In earlier posts we discussed automatic ways to find the most talented emerging singers and the funniest videos using the YouTube Slam experiment. We created five “house” slams -- music, dance, comedy, bizarre, and cute -- which produce a weekly leaderboard not just of videos but also of YouTubers who are great at predicting what the masses will like. For example, last week’s cute slam winning video claims to be the cutest kitten in the world, beating out four other kittens, two puppies, three toddlers and an amazing duck who feeds the fish. With a whopping 620 slam points, YouTube user emoatali99 was our best connoisseur of cute this week. On the music side, it is no surprise that many of music slam’s top 10 videos were Adele covers. A Whitney Houston cover came out at the top this week, and music slam’s resident expert on talent had more than a thousand slam points. Well done! Check out the rest of the leaderboards for cute slam and music slam.

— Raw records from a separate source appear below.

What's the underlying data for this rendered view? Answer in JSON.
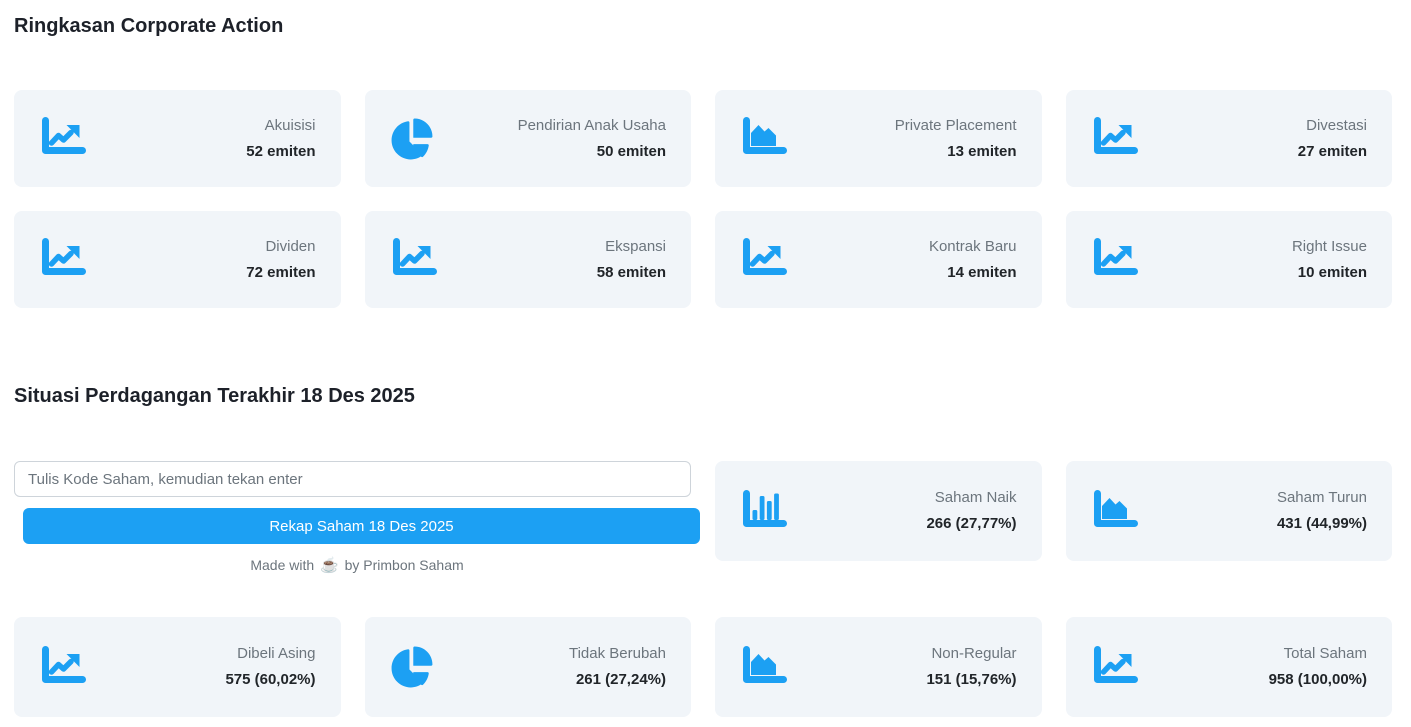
{
  "theme": {
    "accent": "#1CA0F3",
    "card_background": "#f1f5f9",
    "label_color": "#6c757d",
    "text_color": "#212529"
  },
  "section_corporate": {
    "title": "Ringkasan Corporate Action",
    "cards": [
      {
        "label": "Akuisisi",
        "value": "52 emiten",
        "icon": "chart-line-icon"
      },
      {
        "label": "Pendirian Anak Usaha",
        "value": "50 emiten",
        "icon": "chart-pie-icon"
      },
      {
        "label": "Private Placement",
        "value": "13 emiten",
        "icon": "chart-area-icon"
      },
      {
        "label": "Divestasi",
        "value": "27 emiten",
        "icon": "chart-line-icon"
      },
      {
        "label": "Dividen",
        "value": "72 emiten",
        "icon": "chart-line-icon"
      },
      {
        "label": "Ekspansi",
        "value": "58 emiten",
        "icon": "chart-line-icon"
      },
      {
        "label": "Kontrak Baru",
        "value": "14 emiten",
        "icon": "chart-line-icon"
      },
      {
        "label": "Right Issue",
        "value": "10 emiten",
        "icon": "chart-line-icon"
      }
    ]
  },
  "section_trading": {
    "title": "Situasi Perdagangan Terakhir 18 Des 2025",
    "search_placeholder": "Tulis Kode Saham, kemudian tekan enter",
    "button_label": "Rekap Saham 18 Des 2025",
    "credit_prefix": "Made with",
    "credit_icon": "coffee-icon",
    "credit_suffix": "by Primbon Saham",
    "cards_top": [
      {
        "label": "Saham Naik",
        "value": "266 (27,77%)",
        "icon": "chart-column-icon"
      },
      {
        "label": "Saham Turun",
        "value": "431 (44,99%)",
        "icon": "chart-area-icon"
      }
    ],
    "cards_bottom": [
      {
        "label": "Dibeli Asing",
        "value": "575 (60,02%)",
        "icon": "chart-line-icon"
      },
      {
        "label": "Tidak Berubah",
        "value": "261 (27,24%)",
        "icon": "chart-pie-icon"
      },
      {
        "label": "Non-Regular",
        "value": "151 (15,76%)",
        "icon": "chart-area-icon"
      },
      {
        "label": "Total Saham",
        "value": "958 (100,00%)",
        "icon": "chart-line-icon"
      }
    ]
  }
}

Can slam-style game mechanics incentivize our users to help improve the ranking of videos -- not just for these five house slams -- but for millions of other search queries and topics on YouTube? Gamification has previously been used to incentivize users to participate in non-game tasks such as image labeling and music tagging. How many votes and voters would we need for slam to do better than the existing ranking algorithm for topic search on YouTube?
As an experiment, we created new slams for a small number of YouTube topics (such as Latte Art Slam and Speed Painting Slam) using existing top 20 videos for these topics as the candidate pool. As we accumulated user votes, we evaluated the resulting YouTube Slam leaderboard for that topic vs the existing ranking on youtube.com/topics (baseline). Note that both the slam leaderboard and the baseline had the same set of videos, just in a different order.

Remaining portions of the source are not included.